Insgesamt seien die Senkungsmassnahmen zwar erfolgreich gewesen, ihre Wirkung sei jedoch einmalig, schreibt Strahm. Der Trend zu höheren Kosten könne nur mit neuen, nachhaltigen Vorgaben gebrochen werden.

Strahm fordert deshalb drei Massnahmen, die alle in Bundesrat und Parlament in Beratung sind.

Dabei geht es insbesondere um die im vergangenen Juni vom Bundesrat beschlossene Sofortmassnahme, die Preise für alle zwischen 1993 und 2002 zugelassenen Medikamente zu überprüfen.

Auch soll alle drei Jahre eine Preisüberprüfung vorgenommen werden. Und es brauche zwingend eine Wirksamkeitsprüfung für Medikamente als Voraussetzung für die Kassenzulassung, um kostentreibende Scheininnovationen zu bremsen, fordert Strahm.

Pharmabranche wehrt sich

Die Pharmabranche weist die Vorwürfe des Preisüberwachers zurück: Die Sparziele der Vereinbarung seien deutlich übertroffen worden, sagte Thomas Cueni, der Generalsekretär von Interpharma, dem Verband der forschenden pharmazeutischen Firmen.

In der Schweiz sei der Pharmamarkt im vergangenen Jahr viel weniger stark gewachsen als in anderen Ländern. Das Wachstum sei nicht auf “Scheininnovationen” zurückzuführen, sondern auf “innovative” neue Produkte wie Krebsmedikamente oder gentechnisch hergestellte Arzneien, hiess es.

swissinfo und Agenturen

Was teurer wurde:

Im Jahr 2006 zog die Pharmaindustrie 598 bisherige Medikamente mit einem Durchschnittspreis von 66,5 Fr. pro Packung vom Markt zurück.

Gleichzeitig kamen 543 neue Präparate mit einem Durchschnittspreis von 180,70 Fr. pro Packung auf den Markt.

Die neuen Medikamente kosten also im Schnitt drei Mal so viel wie die alten.

Was eingespart wurde:

Das Medikamenten-Preissenkungspaket des Bundes hat im Jahr 2006 Einsparungen von rund 365 Mio. Fr. erzielt.

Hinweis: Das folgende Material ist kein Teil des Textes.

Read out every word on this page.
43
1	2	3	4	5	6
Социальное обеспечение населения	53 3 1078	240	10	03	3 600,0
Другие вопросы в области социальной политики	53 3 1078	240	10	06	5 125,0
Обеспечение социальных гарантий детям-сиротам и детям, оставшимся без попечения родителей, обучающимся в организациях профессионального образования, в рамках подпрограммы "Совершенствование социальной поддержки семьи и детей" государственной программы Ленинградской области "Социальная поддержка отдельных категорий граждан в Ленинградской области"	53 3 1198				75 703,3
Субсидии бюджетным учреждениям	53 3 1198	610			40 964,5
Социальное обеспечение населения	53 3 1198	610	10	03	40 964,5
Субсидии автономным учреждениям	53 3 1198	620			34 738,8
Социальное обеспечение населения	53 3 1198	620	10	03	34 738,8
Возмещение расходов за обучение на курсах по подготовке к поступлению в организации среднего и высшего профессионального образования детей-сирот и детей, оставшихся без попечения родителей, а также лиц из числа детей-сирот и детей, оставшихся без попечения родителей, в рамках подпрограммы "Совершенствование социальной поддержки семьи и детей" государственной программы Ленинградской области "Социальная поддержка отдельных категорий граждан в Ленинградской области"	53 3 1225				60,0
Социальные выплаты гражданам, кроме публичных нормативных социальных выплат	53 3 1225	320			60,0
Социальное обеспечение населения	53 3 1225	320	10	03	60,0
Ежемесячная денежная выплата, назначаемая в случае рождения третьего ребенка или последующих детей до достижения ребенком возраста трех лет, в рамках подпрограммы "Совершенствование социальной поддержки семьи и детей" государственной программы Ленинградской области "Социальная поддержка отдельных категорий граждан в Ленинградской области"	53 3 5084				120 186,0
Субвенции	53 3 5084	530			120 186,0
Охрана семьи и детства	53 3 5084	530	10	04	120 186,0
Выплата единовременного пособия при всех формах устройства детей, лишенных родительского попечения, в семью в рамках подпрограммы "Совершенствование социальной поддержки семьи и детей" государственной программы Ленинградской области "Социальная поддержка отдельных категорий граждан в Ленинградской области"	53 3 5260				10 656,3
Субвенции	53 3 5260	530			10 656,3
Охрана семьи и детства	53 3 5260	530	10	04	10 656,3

Die direkte Einsparung aufgrund der Vereinbarung wird auf 180 Mio. Fr. beziffert, 80 Mio. weniger als erwartet.

Bei der Generika-Verordnung wird die direkte Einsparung durch die Ersetzung von Original-Medikamenten durch Generika auf rund 65 Mio. Fr. geschätzt.

Der indirekte Spareffekt durch freiwillige Senkung der Original-Medikamente beläuft sich auf 120 Mio. Franken.

Anteil der Ausgaben für Medikamente an den gesamten Gesundheitskosten:

Schweiz: 10,4%
USA: 12,4%
Deutschland: 15,2%
Frankreich: 16,4%
Italien: 20,1%

Geringster Anteil: Norwegen mit 9,1%
Höchster Anteil: Slowakische Republik mit 31,9%

(Zahlen 2005, Quelle OECD)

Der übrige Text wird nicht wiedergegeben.